Two-dimensional analysis on the magnetic field adjusted electrical behaviors in composite semiconductor structures

To explore the exact electric properties and reveal the intrinsic interaction mechanisms among multi-fields in composite magneto-electric-semiconductor structures, two-dimensional analyses are performed based on the coupled field theory. Expanding the basic physical quantities to Fourier series along the length, the governing equations are simplified. And then, the discrete solutions are derived by utilizing differential quadrature method. As applications, three composite structures are designed via considering different poling directions. Respectively, the extension, piecewise deformation and bending are realized. Before analysis, the convergence and correctness of adopted method are discussed systematically. In numerical calculation, the effect of material proportion on the perturbation carrier density is investigated. It is found the variation rule of perturbation carrier density is controlled by material proportion and deformation form simultaneously.

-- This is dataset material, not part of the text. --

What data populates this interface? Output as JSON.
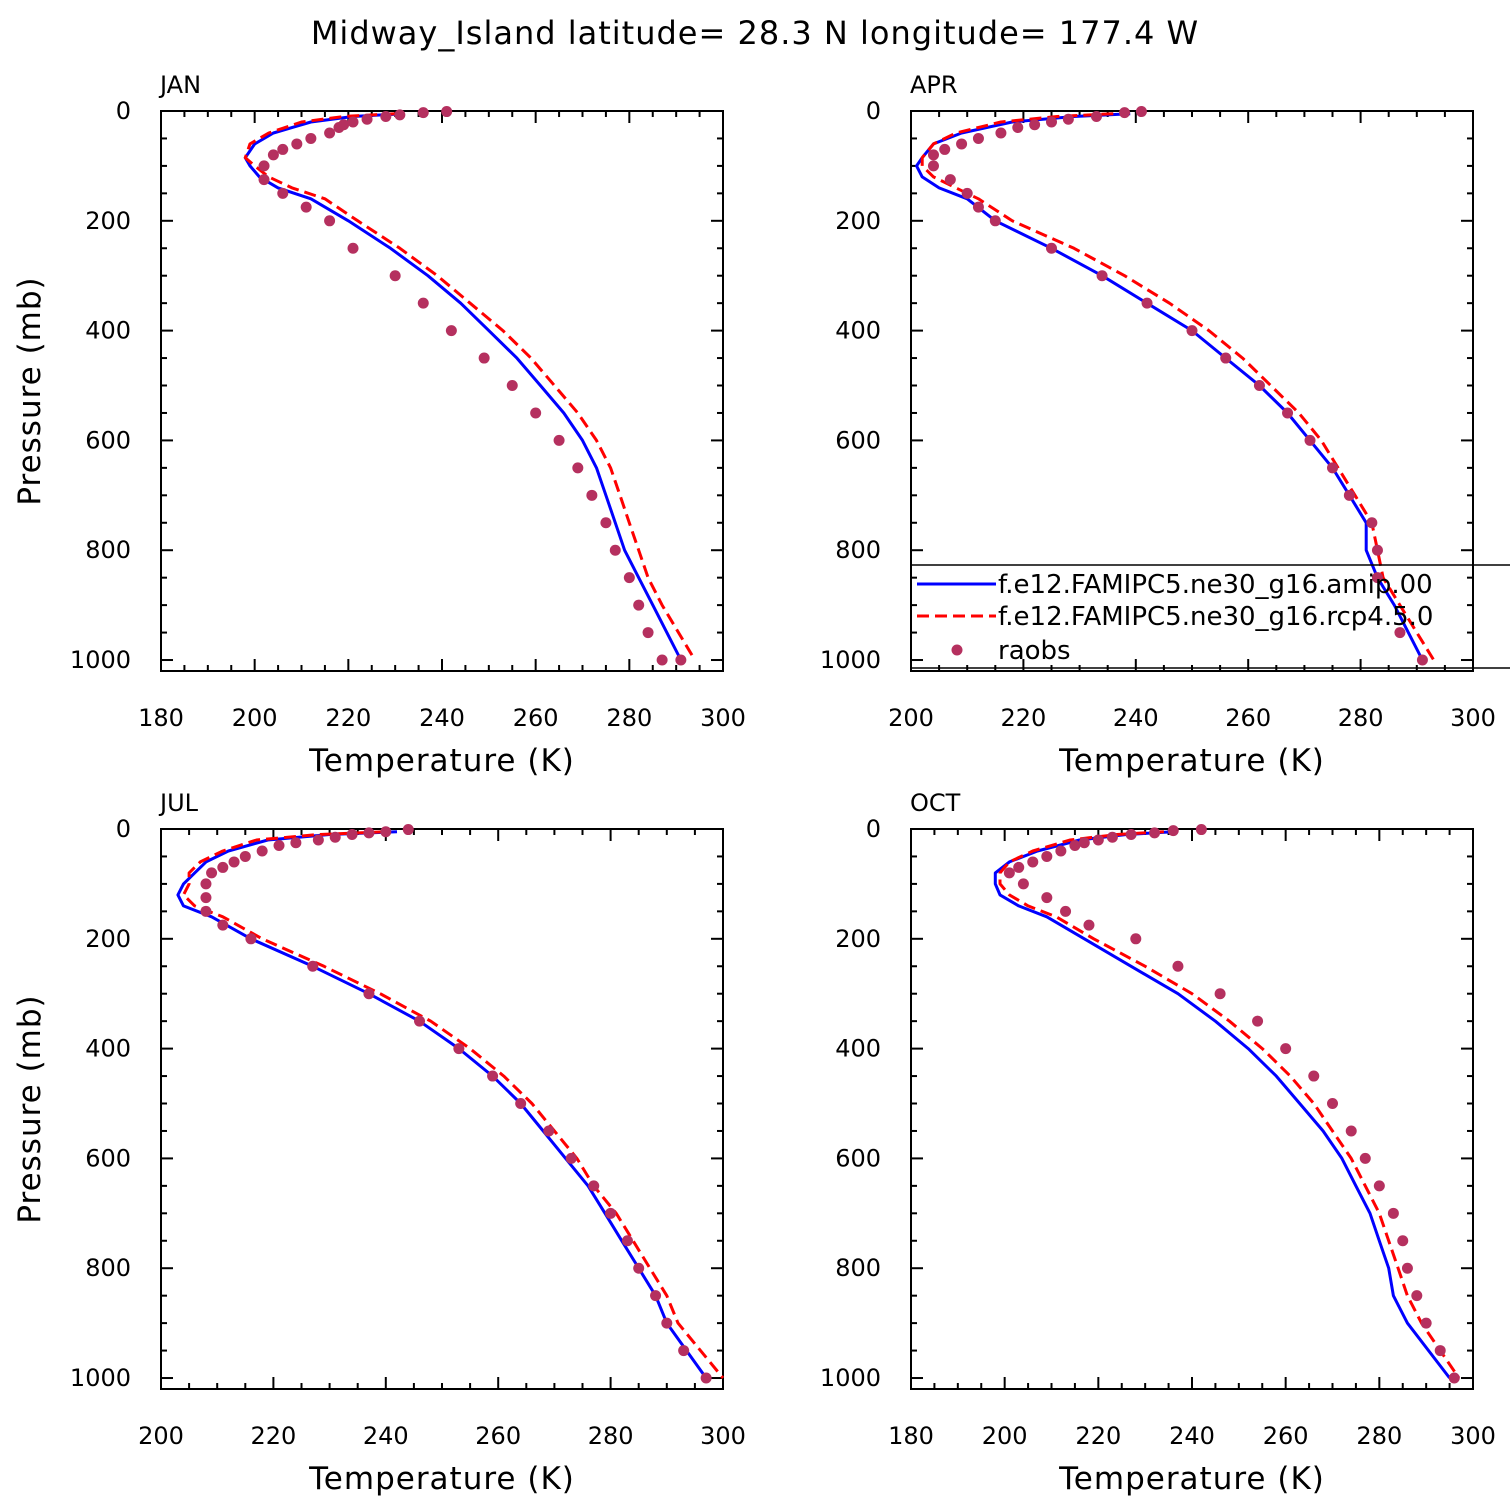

Importantly, there are optimal material proportion ranges producing the carriers, nevertheless, the ranges are different for three structures. Additionally, two-dimensional distributions of perturbation carrier density, electric field, electric displacement and polarization are discussed. Along the thickness, the field quantities are symmetric for extension and piecewise deformation, but is antisymmetric for bending. Specially, in the structure with piecewise deformation, the potential barriers are realized. This work could be the guidance designing magneto-electric devices.